The head of the motion picture industry was on Capitol Hill Wednesday touting a new study that shows the role search engines play in directing online users to sites that post pirated movies and TV shows. Lawmakers representing movie and TV workers want more cooperation from Google and other search engines.
The Motion Picture Association of America collected data on how consumers find pirated movies and TV programs online. The MPAA study shows that between 2010 and 2012, search engines were responsible for 20% of traffic to illegal sites. That may not sound like much, but that’s four billion site visits a year to watch bootleg films and TV shows.
Democratic Congresswoman Judy Chu -- co-chair of the House Creative Rights Caucus -- says piracy costs more than $16 billion a year and 141,000 jobs, creating real consequences for her district. She says her San Gabriel Valley district isn't home to superstars -- "the people that make the megabucks." She says it does have the people who work behind the scenes, "such as set designers, makeup artists and lighting technicians."
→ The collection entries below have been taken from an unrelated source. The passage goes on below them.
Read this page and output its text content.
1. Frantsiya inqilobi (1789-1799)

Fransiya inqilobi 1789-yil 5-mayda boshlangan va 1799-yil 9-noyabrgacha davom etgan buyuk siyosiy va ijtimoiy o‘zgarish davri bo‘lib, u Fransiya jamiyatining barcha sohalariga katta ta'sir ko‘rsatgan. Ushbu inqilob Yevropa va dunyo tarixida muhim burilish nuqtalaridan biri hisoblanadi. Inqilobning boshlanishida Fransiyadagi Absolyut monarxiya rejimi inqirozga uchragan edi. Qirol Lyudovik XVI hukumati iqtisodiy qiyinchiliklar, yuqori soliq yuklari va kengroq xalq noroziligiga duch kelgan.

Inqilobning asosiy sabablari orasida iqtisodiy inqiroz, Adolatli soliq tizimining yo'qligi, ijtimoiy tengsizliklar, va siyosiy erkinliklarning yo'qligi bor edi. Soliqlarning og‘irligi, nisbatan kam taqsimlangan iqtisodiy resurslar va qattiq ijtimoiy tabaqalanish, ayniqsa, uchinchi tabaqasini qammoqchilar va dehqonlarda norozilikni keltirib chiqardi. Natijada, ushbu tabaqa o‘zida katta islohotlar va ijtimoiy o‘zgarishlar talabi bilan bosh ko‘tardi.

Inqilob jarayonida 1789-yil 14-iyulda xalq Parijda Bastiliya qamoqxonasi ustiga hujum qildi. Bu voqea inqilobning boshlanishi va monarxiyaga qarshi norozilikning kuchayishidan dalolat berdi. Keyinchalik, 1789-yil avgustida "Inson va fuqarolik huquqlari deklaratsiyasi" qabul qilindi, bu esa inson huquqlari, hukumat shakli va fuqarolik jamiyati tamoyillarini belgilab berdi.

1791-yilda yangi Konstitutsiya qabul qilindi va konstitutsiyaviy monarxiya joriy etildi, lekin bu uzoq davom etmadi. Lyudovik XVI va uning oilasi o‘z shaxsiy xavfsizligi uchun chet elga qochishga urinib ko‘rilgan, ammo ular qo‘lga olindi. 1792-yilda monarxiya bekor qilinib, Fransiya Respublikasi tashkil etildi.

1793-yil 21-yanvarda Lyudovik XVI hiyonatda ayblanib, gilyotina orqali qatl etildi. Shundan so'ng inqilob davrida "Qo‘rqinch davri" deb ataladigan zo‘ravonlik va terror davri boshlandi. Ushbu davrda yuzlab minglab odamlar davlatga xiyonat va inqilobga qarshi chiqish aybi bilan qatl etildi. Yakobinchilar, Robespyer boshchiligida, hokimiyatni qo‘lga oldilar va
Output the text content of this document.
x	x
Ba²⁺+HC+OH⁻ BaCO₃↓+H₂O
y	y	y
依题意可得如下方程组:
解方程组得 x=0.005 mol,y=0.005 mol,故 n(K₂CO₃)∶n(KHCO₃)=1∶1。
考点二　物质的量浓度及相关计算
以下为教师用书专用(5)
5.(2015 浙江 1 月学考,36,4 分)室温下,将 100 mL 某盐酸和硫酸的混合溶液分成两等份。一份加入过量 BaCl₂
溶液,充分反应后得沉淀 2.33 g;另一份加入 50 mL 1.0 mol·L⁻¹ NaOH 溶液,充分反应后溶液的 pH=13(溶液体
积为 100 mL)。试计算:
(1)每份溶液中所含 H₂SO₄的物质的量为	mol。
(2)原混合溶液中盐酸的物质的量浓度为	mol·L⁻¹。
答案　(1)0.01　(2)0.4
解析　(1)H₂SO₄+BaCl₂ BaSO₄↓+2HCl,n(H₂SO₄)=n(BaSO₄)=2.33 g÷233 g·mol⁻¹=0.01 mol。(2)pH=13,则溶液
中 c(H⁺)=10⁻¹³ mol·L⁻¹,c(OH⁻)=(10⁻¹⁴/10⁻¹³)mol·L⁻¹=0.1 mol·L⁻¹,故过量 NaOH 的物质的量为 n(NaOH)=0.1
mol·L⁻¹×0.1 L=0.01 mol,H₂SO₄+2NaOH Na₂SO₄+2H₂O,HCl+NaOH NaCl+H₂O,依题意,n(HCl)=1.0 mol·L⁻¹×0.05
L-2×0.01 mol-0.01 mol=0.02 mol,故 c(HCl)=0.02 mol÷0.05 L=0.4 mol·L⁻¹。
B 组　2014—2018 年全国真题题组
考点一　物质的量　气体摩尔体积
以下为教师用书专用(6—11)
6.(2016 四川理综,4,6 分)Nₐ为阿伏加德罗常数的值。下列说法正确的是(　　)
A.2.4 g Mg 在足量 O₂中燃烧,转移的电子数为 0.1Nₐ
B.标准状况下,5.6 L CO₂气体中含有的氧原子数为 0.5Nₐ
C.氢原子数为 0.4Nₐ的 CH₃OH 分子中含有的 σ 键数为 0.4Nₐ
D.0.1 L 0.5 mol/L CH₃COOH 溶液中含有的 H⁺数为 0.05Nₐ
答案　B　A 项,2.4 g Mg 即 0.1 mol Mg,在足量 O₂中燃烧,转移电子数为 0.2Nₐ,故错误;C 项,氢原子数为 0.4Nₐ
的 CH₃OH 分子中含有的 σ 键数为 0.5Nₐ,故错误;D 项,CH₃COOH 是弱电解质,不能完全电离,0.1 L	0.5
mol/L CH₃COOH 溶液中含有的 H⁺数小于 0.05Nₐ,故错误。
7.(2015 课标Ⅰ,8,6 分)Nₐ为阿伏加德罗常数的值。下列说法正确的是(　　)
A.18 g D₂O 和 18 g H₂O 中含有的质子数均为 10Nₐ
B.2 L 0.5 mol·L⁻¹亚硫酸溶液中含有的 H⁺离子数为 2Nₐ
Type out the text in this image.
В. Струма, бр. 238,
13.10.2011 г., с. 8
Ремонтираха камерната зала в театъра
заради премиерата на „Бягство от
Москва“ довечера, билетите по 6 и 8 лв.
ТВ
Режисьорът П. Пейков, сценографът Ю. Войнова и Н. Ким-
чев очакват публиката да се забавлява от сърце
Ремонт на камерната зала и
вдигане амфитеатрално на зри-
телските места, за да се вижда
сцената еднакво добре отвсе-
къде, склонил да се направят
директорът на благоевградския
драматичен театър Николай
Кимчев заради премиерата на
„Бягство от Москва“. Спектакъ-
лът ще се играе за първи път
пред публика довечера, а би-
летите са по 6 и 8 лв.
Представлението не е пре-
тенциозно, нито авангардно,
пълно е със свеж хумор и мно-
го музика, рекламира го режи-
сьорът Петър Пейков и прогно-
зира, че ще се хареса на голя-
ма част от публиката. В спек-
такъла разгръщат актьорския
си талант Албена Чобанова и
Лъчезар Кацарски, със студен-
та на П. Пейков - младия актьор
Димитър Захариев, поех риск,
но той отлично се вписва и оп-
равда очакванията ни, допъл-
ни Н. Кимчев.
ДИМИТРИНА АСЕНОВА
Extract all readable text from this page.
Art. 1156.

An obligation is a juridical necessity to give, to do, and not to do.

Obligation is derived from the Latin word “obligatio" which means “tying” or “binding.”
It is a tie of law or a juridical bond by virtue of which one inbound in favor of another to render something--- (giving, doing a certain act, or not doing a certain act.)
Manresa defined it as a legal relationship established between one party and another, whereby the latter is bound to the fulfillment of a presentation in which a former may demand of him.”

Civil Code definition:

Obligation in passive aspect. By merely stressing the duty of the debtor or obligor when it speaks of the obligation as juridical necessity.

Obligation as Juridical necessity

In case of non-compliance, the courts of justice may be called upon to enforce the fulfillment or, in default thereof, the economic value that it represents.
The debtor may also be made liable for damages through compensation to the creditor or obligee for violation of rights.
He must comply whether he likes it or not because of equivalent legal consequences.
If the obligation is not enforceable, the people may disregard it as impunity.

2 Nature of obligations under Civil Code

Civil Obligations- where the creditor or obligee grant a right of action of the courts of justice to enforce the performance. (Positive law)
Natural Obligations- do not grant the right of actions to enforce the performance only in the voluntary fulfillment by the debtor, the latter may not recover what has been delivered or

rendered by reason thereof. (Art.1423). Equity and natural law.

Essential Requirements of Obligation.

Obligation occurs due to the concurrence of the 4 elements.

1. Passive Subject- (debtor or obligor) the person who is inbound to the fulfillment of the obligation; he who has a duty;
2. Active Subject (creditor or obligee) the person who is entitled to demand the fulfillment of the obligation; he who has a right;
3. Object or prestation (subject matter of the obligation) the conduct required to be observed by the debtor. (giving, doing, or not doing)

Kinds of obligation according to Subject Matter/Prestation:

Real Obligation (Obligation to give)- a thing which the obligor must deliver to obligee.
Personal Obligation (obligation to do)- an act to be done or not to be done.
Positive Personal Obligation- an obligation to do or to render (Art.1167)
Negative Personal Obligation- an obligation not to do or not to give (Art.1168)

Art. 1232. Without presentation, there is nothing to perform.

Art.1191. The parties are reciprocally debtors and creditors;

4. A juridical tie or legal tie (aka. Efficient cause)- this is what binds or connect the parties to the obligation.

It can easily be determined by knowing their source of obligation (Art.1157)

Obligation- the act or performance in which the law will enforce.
MPAA Chair and former U.S. Senator Chris Dodd says search engines are a “major gateway” to initial discovery of pirated content online. The study found that even when a consumer wasn’t looking for pirated content, three out of four say the search engines sent them to such sites.
Burbank Democrat Adam Schiff, co-chair of the House International Anti-piracy Caucus, says lawmakers are asking for voluntary cooperation from search engines, helping consumers find legal outlets to watch TV shows and films. "By supporting legitimate sites rather than illegal ones, everybody wins."
Google voluntarily changed its algorithm last summer to take into account the number of times a site has received a notice to remove content because of copyright infringement. The MPAA study says the action made no difference.
Google did not respond to a request for comment.